Мы, изображая светское общение, прошли сотни полторы метров и оказались на пристани с моторными лодками. Меня очень целенаправленно погнали на одну из них и жизнерадостный лодочник протянул загорелые руки за моей сумкой.
— Сколько? — подозрительно спросил я, ненавязчиво отводя сумку чуть в сторону.
— Как всегда. Сто пятьдесят тысяч.
Я явно производил на них впечатление состоятельного идиота. Восемьдесят долларов? Я выматерился и захромал обратно. Вокруг бегал Паниковский и обиженно подтявкивал, что иной дороги в Венецию нет, а значит и иной цены, и интересно почему это в Москве до сих пор не умеют отвечать благодарностью на добро. Кажется, русский акцент моего английского исправит уже только могила.
Водный трамвайчик нашелся быстро, метрах в пятидесяти от противоположного конца стоянки. В десятки раз дешевле. Венеция словно пробовала меня на взрослость.
Трамвайчик доплыл до площади Сан-Марко неожиданно быстро. Но понял я это, только посмотрев на часы. Вплывая в Венецию, отрываешься от берегов реальности и попадаешь в затон времени, где оно может течь медленно, быстрее, может стоять на месте или даже двигаться в обратном направлении, у каждого по своему. Меня то и дело швыряло на десять лет назад и било о казалось давно затупившиеся углы. Отражавшийся в призрачных водах Большого канала нелепый подросток, бывший когда-то мной, и я нынешний всматривались друг в друга с пристальной завистью. Кроме того я, кажется, начинал ревновать к нему семнадцатилетнюю Юльку, а он ко мне — взрослую иностранку. И еще я боялся ее не узнать.
Сойти на берег в принятом смысле не удалось — была «большая вода». Я мечтал это увидеть и мне повезло. Это когда море как бы вспухает и вползает на сушу. Вода заливает блюдце венецианского стекла. Некоторое время море медленным соленым языком проходится по всем неровностям, щелям и пазухам прекрасного растрескавшегося рта. Задумчиво колеблется, вспоминая ракурс отражений окон и стен, забытый с прошлой «высокой воды». Процеживается через многовековую человеческую игрушку, оставляя после себя свежую соль на подживщих ранках шелушащихся стен. И в конце-концов, медленно, незаметно исчезает, как темное ощущение соития из разъятых тел.

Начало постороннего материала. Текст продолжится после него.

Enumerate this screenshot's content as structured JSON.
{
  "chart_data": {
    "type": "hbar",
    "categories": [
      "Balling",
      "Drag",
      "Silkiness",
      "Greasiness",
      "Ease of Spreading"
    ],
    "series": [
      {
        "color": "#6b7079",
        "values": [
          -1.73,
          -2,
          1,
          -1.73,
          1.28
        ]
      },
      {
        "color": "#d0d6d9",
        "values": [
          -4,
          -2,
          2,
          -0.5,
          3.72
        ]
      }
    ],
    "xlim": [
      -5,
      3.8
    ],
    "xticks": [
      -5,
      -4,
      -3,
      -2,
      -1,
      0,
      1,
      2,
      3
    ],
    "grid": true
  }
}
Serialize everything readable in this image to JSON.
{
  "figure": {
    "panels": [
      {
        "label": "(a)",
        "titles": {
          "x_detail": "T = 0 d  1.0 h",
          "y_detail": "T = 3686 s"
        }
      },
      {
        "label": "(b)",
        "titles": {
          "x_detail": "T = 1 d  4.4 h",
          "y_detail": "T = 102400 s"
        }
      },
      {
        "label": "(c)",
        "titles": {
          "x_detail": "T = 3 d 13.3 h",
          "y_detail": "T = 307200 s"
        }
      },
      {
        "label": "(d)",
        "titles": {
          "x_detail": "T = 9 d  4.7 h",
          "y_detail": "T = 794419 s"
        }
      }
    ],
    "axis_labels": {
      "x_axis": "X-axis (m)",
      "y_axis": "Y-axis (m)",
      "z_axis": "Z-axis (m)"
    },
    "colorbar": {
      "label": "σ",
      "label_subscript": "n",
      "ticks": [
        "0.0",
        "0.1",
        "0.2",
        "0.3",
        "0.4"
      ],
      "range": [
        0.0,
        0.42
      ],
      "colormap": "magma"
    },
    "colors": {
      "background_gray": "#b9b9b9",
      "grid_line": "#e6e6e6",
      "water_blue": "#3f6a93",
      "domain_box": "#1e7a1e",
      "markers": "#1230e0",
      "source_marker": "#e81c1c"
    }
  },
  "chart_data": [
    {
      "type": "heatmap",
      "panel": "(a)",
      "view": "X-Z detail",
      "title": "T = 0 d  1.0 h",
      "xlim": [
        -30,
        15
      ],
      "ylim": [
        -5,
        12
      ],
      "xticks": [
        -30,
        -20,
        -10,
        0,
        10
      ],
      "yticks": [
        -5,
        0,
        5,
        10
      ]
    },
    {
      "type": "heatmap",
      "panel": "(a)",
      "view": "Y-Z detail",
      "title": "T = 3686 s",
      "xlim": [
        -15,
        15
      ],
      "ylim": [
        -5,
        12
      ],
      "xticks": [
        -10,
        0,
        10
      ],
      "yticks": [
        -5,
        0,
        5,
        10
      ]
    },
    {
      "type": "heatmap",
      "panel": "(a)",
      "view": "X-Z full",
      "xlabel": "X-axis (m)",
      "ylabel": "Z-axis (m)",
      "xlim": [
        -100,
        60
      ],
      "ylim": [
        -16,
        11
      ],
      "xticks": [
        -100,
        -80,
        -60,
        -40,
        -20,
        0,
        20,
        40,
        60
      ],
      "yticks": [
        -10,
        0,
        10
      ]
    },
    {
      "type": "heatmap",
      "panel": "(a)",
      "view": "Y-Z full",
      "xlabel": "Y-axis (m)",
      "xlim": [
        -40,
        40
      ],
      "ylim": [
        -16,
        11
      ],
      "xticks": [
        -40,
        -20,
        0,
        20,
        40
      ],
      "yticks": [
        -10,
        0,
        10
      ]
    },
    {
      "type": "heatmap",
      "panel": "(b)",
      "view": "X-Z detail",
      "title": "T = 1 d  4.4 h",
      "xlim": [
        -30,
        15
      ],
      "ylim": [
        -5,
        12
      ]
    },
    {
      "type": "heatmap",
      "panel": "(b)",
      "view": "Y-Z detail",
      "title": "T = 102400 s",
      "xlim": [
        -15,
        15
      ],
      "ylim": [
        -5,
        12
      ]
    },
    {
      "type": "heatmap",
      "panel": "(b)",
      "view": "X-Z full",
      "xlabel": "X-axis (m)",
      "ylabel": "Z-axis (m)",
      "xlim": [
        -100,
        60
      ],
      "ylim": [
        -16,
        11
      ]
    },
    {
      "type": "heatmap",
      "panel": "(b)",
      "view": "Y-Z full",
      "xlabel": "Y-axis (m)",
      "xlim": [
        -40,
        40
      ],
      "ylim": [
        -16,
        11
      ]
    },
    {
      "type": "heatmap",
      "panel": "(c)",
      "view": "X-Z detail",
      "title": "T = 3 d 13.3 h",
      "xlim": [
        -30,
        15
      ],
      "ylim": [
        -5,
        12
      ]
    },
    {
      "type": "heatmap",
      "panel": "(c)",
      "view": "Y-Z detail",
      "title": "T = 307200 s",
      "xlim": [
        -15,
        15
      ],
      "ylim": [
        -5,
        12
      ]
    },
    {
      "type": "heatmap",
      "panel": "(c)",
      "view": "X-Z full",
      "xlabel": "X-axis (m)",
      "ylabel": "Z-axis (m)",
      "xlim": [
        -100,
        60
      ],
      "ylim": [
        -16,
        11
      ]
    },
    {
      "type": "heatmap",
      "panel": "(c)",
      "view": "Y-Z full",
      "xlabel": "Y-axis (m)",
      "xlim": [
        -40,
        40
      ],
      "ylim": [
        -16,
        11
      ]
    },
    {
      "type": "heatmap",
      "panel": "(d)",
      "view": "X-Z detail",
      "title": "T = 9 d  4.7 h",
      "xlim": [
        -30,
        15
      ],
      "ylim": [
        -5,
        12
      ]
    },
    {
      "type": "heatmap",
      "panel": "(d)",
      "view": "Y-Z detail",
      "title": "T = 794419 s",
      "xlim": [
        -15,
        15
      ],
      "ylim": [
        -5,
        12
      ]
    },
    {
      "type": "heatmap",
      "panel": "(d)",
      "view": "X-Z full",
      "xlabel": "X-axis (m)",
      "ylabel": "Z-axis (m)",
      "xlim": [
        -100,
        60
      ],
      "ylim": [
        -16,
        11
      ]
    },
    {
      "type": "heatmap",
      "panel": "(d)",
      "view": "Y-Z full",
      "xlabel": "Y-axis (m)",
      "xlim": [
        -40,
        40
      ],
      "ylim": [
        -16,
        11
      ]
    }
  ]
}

Что делать людям, живущим по своим муравьиным законам, в этом трении стихий? Людям, идущим за покупками, за красотой, за информацией? Они прокладывают высокие деревянные настилы, разборные, напоминающие пляжные лежаки на высоких ножках, составляют их в бесконечные шеренги, а потом суетливо перемещаются по ним — за информацией, за покупками, за красотой.